Metabolic byproducts may be the limiting factors in achieving high cell density in perfusion culture. Increases in ammonium ion concentration to 10 mM in the culture medium resulted in substantial growth inhibition in hybridoma cells (McQueen and Bailey, 1990) and appeared to inhibit growth in most cell lines. The likely cause of this is the transport of ammonium ion by membrane‐bound ion pumps and ultimate acidification of the cytoplasm (Martinelle et al., 1996). Lower levels of ammonia (∼2 mM) may exert influences on glycosylation (Andersen et al., 1994). One approach to eliminating this potential inhibition of cell growth is through adaptation to a nonammoniagenic medium. This medium would contain glutamate or 2‐oxoglutarate in place of glutamine (Hassel and Butler, 1990). Lactate generated from glucose can also reach growth inhibitory levels at >15 mM. Optimization of medium and perfusion rate may enable reduction in the levels of lactate and ammonia, allowing higher cell density. Lowering the glucose level may reduce the yield of lactate, but concomitant limitation of glycosylation may occur. CO2 may accumulate in high‐density cultures, thereby exerting an inhibitory effect on the culture (Gray et al., 1996). Limitations that are due to CO2 accumulation may be overcome by choosing an optimal sparging strategy.

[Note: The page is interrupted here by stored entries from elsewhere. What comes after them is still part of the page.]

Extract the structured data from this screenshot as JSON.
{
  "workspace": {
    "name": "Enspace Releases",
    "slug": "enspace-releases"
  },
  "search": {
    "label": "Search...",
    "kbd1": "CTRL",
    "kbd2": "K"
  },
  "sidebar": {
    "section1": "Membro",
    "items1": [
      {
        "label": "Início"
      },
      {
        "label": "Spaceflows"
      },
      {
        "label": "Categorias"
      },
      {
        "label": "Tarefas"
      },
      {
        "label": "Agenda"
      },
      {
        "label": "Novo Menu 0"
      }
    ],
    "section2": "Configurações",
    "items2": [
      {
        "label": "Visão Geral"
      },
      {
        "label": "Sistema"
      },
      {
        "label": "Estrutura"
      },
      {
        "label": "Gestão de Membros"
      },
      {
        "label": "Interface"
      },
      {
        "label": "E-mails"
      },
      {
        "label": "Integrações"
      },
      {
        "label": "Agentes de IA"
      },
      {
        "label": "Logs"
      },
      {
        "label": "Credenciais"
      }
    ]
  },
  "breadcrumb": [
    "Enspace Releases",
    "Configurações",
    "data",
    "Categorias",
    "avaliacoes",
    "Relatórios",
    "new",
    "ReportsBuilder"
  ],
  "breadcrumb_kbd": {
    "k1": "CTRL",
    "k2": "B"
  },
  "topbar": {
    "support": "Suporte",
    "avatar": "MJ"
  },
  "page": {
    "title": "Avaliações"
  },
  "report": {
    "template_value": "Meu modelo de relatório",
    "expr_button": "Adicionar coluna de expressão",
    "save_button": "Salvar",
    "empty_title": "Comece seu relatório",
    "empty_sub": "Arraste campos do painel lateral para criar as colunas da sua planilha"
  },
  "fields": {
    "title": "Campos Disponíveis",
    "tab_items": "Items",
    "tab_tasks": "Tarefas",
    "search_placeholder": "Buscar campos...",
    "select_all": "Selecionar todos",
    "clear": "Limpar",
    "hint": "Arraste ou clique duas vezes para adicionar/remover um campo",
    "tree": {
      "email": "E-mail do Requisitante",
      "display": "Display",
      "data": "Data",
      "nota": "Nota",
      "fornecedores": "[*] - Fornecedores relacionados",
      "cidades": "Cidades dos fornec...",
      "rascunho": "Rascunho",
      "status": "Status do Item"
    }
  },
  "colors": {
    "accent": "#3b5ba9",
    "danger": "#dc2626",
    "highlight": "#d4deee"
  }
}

Finally mammalian cells are weaker and larger than bacterial cells and limits to the degree of agitation are important to prevent cell damage and death. Where agitation is used in reactors or in sample handling, cell damage at the gas‐liquid interface as well as bubble damage can be reduced by adding low levels—<0.1% (w/v)—of the surfactant pluronic polyol (Murhammer and Goochee, 1990).

Summary

Both yeast and heterologous protein expression are very well defined. The components of these expression systems are easily obtained through many commercial vendors. Use of these systems enables the researcher to obtain large amounts of pure material in a short period of time. In contrast, mammalian expression systems are not comprehensively defined or understood and require a significant investment of time before heterologous protein is obtained. At the present time the mammalian expression systems are not available as turn‐key, catalog‐based systems. The user must define the components for a particular application. Although this complexity exists with the mammalian cell–based systems, they are uniquely important for the production of glycoproteins that possess oligosaccharides close to or identical to those of human origin. Proteins secreted by mammalian cells possess correct conformations and exhibit full biological activity. The ability to transfer foreign DNA into these cells enables a greater understanding of the mammalian cell transcriptional, translational, and post‐translational machinery. The ability to incorporate foreign gene sequences into a mammalian‐cell chromosome and the ability to grow mammalian cells in suspension in large‐scale bioreactors has enabled the production of large quantities of pure clinically important proteins.